Mrs. Arkell grew nearly black in the face. While she was trying to speak, Travice went on.

"Ask my father what his opinion of Lucy is. He does not say she is here too much."

"Your father is a fool in some things, and so are you!" retorted Mrs. Arkell, a sort of scream in her voice. "How dare you oppose me in this way, Travice?"

"I am very sorry to do so," returned the young man; "and I beg your pardon if I say more than you think I ought. But I cannot join in your unjust feeling against Lucy, and I will not tolerate it. I wish you would not bring up this subject at all: it is one we never can agree upon."

"You requested me just now not to 'bring up' the subject of Miss Fauntleroy to you," said Mrs. Arkell, in a tone of irony. "How many other subjects would you be pleased to interdict?"

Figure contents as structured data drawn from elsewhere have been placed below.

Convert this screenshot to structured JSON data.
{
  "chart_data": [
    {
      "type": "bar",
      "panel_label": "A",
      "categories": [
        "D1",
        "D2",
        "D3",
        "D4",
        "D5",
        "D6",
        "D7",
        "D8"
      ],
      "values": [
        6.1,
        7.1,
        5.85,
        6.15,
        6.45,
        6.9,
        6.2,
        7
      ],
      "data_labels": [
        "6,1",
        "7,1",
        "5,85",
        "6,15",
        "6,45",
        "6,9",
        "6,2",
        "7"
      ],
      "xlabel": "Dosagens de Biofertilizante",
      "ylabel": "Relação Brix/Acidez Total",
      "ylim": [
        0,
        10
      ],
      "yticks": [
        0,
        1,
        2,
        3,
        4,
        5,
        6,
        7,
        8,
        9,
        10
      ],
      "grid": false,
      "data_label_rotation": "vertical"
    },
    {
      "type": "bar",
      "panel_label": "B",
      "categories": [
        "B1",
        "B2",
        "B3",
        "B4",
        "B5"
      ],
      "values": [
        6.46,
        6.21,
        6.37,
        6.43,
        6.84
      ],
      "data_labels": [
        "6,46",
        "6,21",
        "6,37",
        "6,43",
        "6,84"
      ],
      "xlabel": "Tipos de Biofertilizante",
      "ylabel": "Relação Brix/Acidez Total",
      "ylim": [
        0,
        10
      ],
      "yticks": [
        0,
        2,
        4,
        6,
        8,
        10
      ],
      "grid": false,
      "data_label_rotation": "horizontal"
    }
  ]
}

"I don't want to hear even the name of those Fauntleroys!" burst out Travice, losing for a moment his equanimity. "Great brazen milkmaids!"

"No! you'd rather hear Lucy's!" screamed Mrs. Arkell. "You'd–"

"Lucy! Don't name them with Lucy, my dear mother. They are not fit to tie Lucy's shoes! She has more sense of propriety in her little finger, than they have in all their great overgrown bodies!"

This was the climax. And Mrs. Arkell, suppressing the passion that shook her as she stood, spoke with that forced calmness that is worse than the loudest fury. Her face had turned white.

"Continue your familiar intercourse with that girl, if you will; but, listen!—you shall never make a wife of anyone so paltry and so pitiful! I would pray Heaven to let me follow you to your grave, Travice, rather than see you marry Lucy Arkell."

She spoke the words in her blind rage, never reflecting on their full import; never dreaming that a day was soon to come, when their memory would return to her in her extremity of vain and hopeless repentance.